La sua comparsa coincise con l'ingresso in guerra degli Stati Uniti l'anno dell'attacco giapponese a Pearl Harbor, nel 1941

Da quel momento la jeep diventerà un'icona della vittoria alleata in tutti i teatri della Seconda Guerra Mondiale.

Le sue ruote tassellate segneranno le spiagge della Normandia, della Sicilia, di Anzio, delle coste del Pacifico fino al cuore del Terzo Reich. Da quel momento la Jeep accompagnerà l'esercito americano sprofondando nel fango di Cassino, scivolando sulle nevi di Bastogne testimone di durissimi scontri o di teneri incontri tra i soldati americani e le "segnorine", trasportando sui sedili dal soldato semplice ai generali Eisenhower, Patton e Clark. Aprirà le colonne motorizzate all'ingresso degli americani nelle grandi città dell'Europa liberata dal nazismo.

Alla vigilia dell'ingresso americano in guerra una piccola casa automobilistica, la Willys-Overland, partecipò con il progetto più convincente per motorizzazione e praticità concorrendo con la Bantam e la Ford (la Willys MA). Il risultato fu una commessa spartita tra le tre case che adottarono il progetto Willys, dividendosi la produzione. Era nata la Jeep Willys MB, che presto invaderà le strade d'Europa fino alla vittoria del 1945.

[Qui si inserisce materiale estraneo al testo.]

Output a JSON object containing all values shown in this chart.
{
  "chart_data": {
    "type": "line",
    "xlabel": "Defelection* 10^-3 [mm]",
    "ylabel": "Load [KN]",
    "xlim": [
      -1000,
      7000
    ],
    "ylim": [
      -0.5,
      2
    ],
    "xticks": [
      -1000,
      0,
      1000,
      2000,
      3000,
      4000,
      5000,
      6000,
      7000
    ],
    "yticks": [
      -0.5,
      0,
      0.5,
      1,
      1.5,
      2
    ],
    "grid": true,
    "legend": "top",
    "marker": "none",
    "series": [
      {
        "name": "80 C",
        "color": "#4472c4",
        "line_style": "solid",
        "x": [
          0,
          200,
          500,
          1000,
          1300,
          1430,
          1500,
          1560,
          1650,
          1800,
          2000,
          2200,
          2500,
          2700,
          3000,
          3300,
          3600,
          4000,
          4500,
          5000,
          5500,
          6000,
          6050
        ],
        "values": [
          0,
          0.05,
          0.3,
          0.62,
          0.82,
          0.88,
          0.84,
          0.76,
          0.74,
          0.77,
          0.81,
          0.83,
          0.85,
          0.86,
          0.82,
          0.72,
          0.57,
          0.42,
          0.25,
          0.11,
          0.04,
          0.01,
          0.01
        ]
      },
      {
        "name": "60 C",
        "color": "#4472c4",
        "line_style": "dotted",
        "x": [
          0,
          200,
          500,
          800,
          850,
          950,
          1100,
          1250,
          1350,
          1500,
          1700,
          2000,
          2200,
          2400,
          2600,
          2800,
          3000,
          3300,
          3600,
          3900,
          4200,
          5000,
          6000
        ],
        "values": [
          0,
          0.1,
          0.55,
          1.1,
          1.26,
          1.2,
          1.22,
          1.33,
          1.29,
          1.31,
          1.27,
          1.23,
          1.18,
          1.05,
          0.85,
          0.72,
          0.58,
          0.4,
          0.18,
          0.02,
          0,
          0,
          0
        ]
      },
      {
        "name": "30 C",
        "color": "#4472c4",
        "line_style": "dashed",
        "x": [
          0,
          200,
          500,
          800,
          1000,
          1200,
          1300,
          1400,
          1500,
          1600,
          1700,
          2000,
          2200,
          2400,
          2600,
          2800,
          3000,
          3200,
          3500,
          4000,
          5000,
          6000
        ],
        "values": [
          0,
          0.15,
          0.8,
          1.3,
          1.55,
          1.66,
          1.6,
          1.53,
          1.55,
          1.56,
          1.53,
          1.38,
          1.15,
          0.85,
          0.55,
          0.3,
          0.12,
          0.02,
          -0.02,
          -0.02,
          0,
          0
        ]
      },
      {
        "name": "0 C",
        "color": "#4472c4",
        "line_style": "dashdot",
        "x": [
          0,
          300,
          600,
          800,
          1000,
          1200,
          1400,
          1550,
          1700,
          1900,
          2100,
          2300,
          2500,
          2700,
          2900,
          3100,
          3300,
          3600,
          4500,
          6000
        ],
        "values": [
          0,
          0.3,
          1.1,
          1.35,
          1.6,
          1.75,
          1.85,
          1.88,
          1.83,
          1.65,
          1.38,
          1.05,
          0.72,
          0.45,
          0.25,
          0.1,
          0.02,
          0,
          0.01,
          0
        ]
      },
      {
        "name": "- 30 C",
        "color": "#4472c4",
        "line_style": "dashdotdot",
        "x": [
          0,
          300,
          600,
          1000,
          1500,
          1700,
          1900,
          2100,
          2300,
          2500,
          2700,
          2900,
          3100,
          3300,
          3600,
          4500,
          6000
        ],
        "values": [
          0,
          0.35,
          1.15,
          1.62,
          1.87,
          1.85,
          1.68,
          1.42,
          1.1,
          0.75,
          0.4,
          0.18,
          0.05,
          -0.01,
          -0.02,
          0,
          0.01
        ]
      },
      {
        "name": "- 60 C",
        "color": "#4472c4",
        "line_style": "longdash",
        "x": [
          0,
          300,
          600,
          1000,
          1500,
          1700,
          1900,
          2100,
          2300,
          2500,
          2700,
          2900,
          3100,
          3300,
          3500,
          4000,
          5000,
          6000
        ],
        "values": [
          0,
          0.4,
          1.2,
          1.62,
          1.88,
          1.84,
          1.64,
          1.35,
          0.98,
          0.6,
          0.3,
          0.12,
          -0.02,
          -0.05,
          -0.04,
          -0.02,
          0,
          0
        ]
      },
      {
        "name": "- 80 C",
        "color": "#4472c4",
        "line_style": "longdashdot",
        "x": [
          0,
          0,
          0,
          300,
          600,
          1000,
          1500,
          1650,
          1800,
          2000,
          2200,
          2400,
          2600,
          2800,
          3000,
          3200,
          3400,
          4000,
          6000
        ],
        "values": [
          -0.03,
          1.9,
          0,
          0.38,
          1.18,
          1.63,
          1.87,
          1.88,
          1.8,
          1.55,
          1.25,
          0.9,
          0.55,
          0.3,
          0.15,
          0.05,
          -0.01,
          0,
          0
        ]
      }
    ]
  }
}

Inizialmente siglata come GP (Government/Passenger) fu ribattezzata Jeep per assonanza con un personaggio della saga di Popeye, Eugene The "Jeep", piccolo animale fantastico in grado di entrare in una quarta dimensione e predire il futuro.

Dopo la guerra gli americani lasciarono i loro mezzi in Europa. Fu così che centinaia di migliaia di Jeep ancora in grado di funzionare furono accatastate in grandi depositi in attesa di una seconda vita. In italia un ente legato al Piano Marshall, L'A.R.A.R, si occupò di gestire i residuati bellici tra cui le fuoristrada alleate. Fu così che tra la fine del decennio e gli anni '50 i reparti della Celere della Polizia di Stato furono equipaggiati con le gloriose Willys del 1945, ridipinte nel colore rosso scuro dei reparti mobili. In Italia rimarranno in servizio fino alla loro sostituzione con un fuoristrada ispirato alla 4x4 americana, la Fiat Campagnola (AR51).